[PATCH] drm/amd/amdgpu: vm entities should have kernel priority

Mon Jul 19 11:10:00 UTC 2021

Am 19.07.21 um 11:42 schrieb Liu, Monk:
> [AMD Official Use Only]
>
> Besides, I think our current KMD have three types of kernel sdma jobs:
> 1) adev->mman.entity, it is already a KERNEL priority entity
> 2) vm->immediate
> 3) vm->delay
>
> Do you mean now vm->immediate or delay are used as moving jobs instead of mman.entity ?

No, exactly that's the point. vm->immediate and vm->delayed are not for 
kernel paging jobs.

Those are used for userspace page table updates.

I agree that those should probably not considered guilty, but modifying 
the priority of them is not the right way of doing that.

Regards,
Christian.

>
> Thanks
>
> ------------------------------------------
> Monk Liu | Cloud-GPU Core team
> ------------------------------------------
>
> -----Original Message-----
> From: Liu, Monk
> Sent: Monday, July 19, 2021 5:40 PM
> To: 'Christian König' <ckoenig.leichtzumerken at gmail.com>; Chen, JingWen <JingWen.Chen2 at amd.com>; amd-gfx at lists.freedesktop.org
> Cc: Chen, Horace <Horace.Chen at amd.com>
> Subject: RE: [PATCH] drm/amd/amdgpu: vm entities should have kernel priority
>
> [AMD Official Use Only]
>
> If there is move jobs clashing there we probably need to fix the bugs of those move jobs
>
> Previously I believe you also remember that we agreed to always trust kernel jobs especially paging jobs,
>
> Without set paging jobs' priority to KERNEL level how can we keep that protocol ? do you have a better idea?
>
> Thanks
>
> ------------------------------------------
> Monk Liu | Cloud-GPU Core team
> ------------------------------------------
>
> -----Original Message-----
> From: Christian König <ckoenig.leichtzumerken at gmail.com>
> Sent: Monday, July 19, 2021 4:25 PM
> To: Chen, JingWen <JingWen.Chen2 at amd.com>; amd-gfx at lists.freedesktop.org
> Cc: Chen, Horace <Horace.Chen at amd.com>; Liu, Monk <Monk.Liu at amd.com>
> Subject: Re: [PATCH] drm/amd/amdgpu: vm entities should have kernel priority
>
> Am 19.07.21 um 07:57 schrieb Jingwen Chen:
>> [Why]
>> Current vm_pte entities have NORMAL priority, in SRIOV multi-vf use
>> case, the vf flr happens first and then job time out is found.
>> There can be several jobs timeout during a very small time slice.
>> And if the innocent sdma job time out is found before the real bad
>> job, then the innocent sdma job will be set to guilty as it only has
>> NORMAL priority.
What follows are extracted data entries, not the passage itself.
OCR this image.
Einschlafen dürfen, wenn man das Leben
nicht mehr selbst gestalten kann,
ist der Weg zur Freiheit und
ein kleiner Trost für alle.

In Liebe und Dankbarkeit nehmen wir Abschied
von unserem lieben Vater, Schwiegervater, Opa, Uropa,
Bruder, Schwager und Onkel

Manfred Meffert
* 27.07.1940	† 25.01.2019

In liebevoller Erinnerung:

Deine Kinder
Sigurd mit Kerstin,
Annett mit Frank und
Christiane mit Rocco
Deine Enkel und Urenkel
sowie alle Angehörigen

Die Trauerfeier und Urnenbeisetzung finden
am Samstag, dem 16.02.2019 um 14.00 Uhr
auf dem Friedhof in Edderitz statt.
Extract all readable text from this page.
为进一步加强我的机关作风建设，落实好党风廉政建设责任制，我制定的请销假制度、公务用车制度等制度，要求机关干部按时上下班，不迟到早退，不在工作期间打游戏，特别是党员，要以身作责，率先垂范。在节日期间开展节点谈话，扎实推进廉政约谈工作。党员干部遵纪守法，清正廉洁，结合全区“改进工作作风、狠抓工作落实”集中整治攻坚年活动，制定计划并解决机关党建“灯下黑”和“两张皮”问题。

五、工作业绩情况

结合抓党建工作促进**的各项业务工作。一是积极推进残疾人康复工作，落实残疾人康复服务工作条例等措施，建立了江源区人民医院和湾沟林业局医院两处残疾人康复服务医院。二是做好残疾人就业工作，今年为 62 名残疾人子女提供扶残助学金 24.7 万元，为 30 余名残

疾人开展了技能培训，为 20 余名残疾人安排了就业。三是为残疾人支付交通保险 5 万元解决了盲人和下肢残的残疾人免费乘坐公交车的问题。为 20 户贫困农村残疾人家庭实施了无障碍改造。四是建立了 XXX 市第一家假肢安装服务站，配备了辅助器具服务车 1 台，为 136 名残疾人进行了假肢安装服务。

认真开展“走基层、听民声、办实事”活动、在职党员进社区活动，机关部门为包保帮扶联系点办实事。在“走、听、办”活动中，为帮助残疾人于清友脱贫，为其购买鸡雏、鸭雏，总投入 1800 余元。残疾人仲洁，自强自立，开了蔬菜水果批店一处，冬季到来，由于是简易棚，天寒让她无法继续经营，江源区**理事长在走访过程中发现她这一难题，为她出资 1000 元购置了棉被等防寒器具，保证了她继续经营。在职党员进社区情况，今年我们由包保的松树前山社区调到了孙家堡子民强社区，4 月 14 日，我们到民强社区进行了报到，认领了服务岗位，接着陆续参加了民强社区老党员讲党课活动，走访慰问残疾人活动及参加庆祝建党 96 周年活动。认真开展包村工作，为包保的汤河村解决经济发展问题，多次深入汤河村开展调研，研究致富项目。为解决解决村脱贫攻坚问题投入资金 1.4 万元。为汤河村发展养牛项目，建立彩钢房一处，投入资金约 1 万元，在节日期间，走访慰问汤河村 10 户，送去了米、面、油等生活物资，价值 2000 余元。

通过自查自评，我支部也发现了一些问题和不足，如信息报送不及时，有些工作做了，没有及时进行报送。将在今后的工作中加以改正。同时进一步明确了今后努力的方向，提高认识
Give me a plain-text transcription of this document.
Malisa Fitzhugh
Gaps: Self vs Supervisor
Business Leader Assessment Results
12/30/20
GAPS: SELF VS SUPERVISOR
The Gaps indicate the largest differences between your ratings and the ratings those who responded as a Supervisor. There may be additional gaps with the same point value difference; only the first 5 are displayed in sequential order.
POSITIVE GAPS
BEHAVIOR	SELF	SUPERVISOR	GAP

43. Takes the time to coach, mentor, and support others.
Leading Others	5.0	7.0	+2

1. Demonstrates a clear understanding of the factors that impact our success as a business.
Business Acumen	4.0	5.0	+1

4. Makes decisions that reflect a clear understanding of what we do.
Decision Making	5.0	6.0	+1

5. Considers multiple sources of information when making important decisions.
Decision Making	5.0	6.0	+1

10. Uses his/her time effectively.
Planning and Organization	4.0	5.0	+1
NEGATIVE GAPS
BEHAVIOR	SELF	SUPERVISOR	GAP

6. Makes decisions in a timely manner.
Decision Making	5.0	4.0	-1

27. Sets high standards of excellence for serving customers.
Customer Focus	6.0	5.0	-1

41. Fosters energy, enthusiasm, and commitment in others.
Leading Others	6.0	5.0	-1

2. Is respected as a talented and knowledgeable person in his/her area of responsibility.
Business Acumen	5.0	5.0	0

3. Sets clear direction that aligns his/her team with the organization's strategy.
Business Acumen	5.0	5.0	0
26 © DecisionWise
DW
This will lead to a page fault after resubmitting
>> job.
>>
>> [How]
>> sdma should always have KERNEL priority. The kernel job will always be
>> resubmitted.
> I'm not sure if that is a good idea. We intentionally didn't gave the page table updates kernel priority to avoid clashing with the move jobs.
>
> Christian.
>
>> Signed-off-by: Jingwen Chen <Jingwen.Chen2 at amd.com>
>> ---
>>    drivers/gpu/drm/amd/amdgpu/amdgpu_vm.c | 4 ++--
>>    1 file changed, 2 insertions(+), 2 deletions(-)
>>
>> diff --git a/drivers/gpu/drm/amd/amdgpu/amdgpu_vm.c
>> b/drivers/gpu/drm/amd/amdgpu/amdgpu_vm.c
>> index 358316d6a38c..f7526b67cc5d 100644
>> --- a/drivers/gpu/drm/amd/amdgpu/amdgpu_vm.c
>> +++ b/drivers/gpu/drm/amd/amdgpu/amdgpu_vm.c
>> @@ -2923,13 +2923,13 @@ int amdgpu_vm_init(struct amdgpu_device *adev, struct amdgpu_vm *vm)
>>    	INIT_LIST_HEAD(&vm->done);
>>    
>>    	/* create scheduler entities for page table updates */
>> -	r = drm_sched_entity_init(&vm->immediate, DRM_SCHED_PRIORITY_NORMAL,
>> +	r = drm_sched_entity_init(&vm->immediate, DRM_SCHED_PRIORITY_KERNEL,
>>    				  adev->vm_manager.vm_pte_scheds,
>>    				  adev->vm_manager.vm_pte_num_scheds, NULL);
>>    	if (r)
>>    		return r;
>>    
>> -	r = drm_sched_entity_init(&vm->delayed, DRM_SCHED_PRIORITY_NORMAL,
>> +	r = drm_sched_entity_init(&vm->delayed, DRM_SCHED_PRIORITY_KERNEL,
>>    				  adev->vm_manager.vm_pte_scheds,
>>    				  adev->vm_manager.vm_pte_num_scheds, NULL);
>>    	if (r)